- The tumult in global financial markets subsided Thursday after regulators provided a lifeline to Credit Suisse, but traces of unrest remained as volatility gauges remained elevated and overnight gains in US futures in the run-up to the European Central Bank's rate decision.
- When the ailing Swiss lender prepared to borrow up to 50 billion francs ($54 billion) from the SNB liquidity facility, European equities moved higher, with Credit Suisse rallying the most in history at the outset, propelling a gauge of bank stocks to a rise of more than 1%. Stock futures in the United States were slightly changed. Regional banks in the S&P 500 index held on to their gains, but are still down for the week. The CBoe Volatility Index increased to 27, exceeding its long-term average of 20.

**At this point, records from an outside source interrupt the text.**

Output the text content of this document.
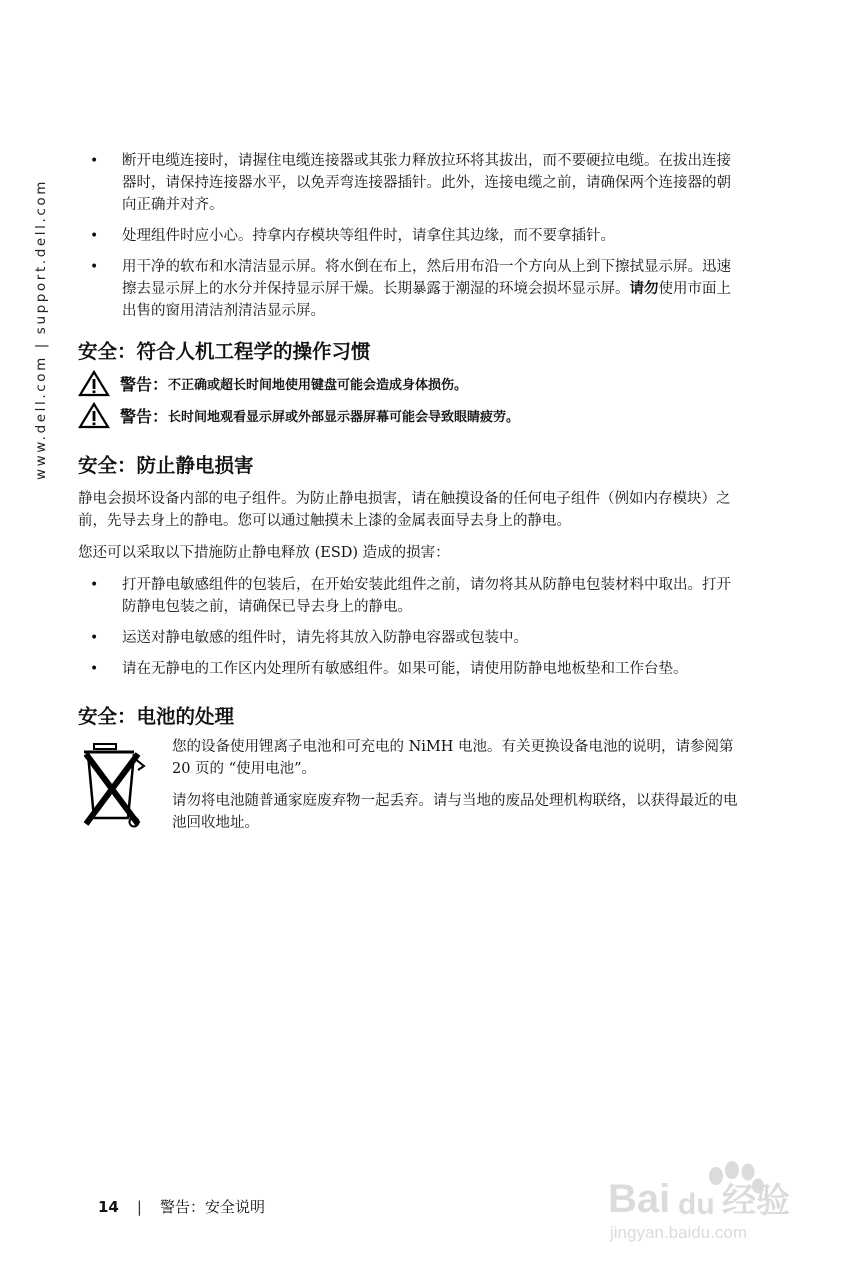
www.dell.com | support.dell.com
• 断开电缆连接时，请握住电缆连接器或其张力释放拉环将其拔出，而不要硬拉电缆。在拔出连接器时，请保持连接器水平，以免弄弯连接器插针。此外，连接电缆之前，请确保两个连接器的朝向正确并对齐。
• 处理组件时应小心。持拿内存模块等组件时，请拿住其边缘，而不要拿插针。
• 用干净的软布和水清洁显示屏。将水倒在布上，然后用布沿一个方向从上到下擦拭显示屏。迅速擦去显示屏上的水分并保持显示屏干燥。长期暴露于潮湿的环境会损坏显示屏。请勿使用市面上出售的窗用清洁剂清洁显示屏。
安全：符合人机工程学的操作习惯
警告： 不正确或超长时间地使用键盘可能会造成身体损伤。
警告： 长时间地观看显示屏或外部显示器屏幕可能会导致眼睛疲劳。
安全：防止静电损害

静电会损坏设备内部的电子组件。为防止静电损害，请在触摸设备的任何电子组件（例如内存模块）之前，先导去身上的静电。您可以通过触摸未上漆的金属表面导去身上的静电。

您还可以采取以下措施防止静电释放 (ESD) 造成的损害：

• 打开静电敏感组件的包装后，在开始安装此组件之前，请勿将其从防静电包装材料中取出。打开防静电包装之前，请确保已导去身上的静电。
• 运送对静电敏感的组件时，请先将其放入防静电容器或包装中。
• 请在无静电的工作区内处理所有敏感组件。如果可能，请使用防静电地板垫和工作台垫。
安全：电池的处理

您的设备使用锂离子电池和可充电的 NiMH 电池。有关更换设备电池的说明，请参阅第 20 页的 “使用电池”。

请勿将电池随普通家庭废弃物一起丢弃。请与当地的废品处理机构联络，以获得最近的电池回收地址。

14 | 警告：安全说明	Bai du 经验
jingyan.baidu.com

- Treasuries fell in early trading, bringing the 2-Year yield back to 4% following recent exceptionally strong drops. Bond yields fell across Europe, with the German 10-Year yield rising 15 basis points. The dollar index declined. The Swiss franc recovered following a steep drop on Wednesday. The euro recovered from a two-month low ahead of the ECB's projected interest rate hike later Thursday, with more investors now expecting a 25 basis point increase rather than double that.
- Swiss cabinet to hold extraordinary meeting to talk about Credit Suisse - media reports.
- Credit Suisse default swaps drop after SNB’s liquidity pledge.
- Credit Suisse loses equities heads in Asia as exodus worsens.
- Credit Suisse CDS tighten as funding deal calms investors.
-JPMorgan approximately estimates slower loan growth by mid-size banks could deduct a half to a full percentage-point off the level of US GDP over the next year or two.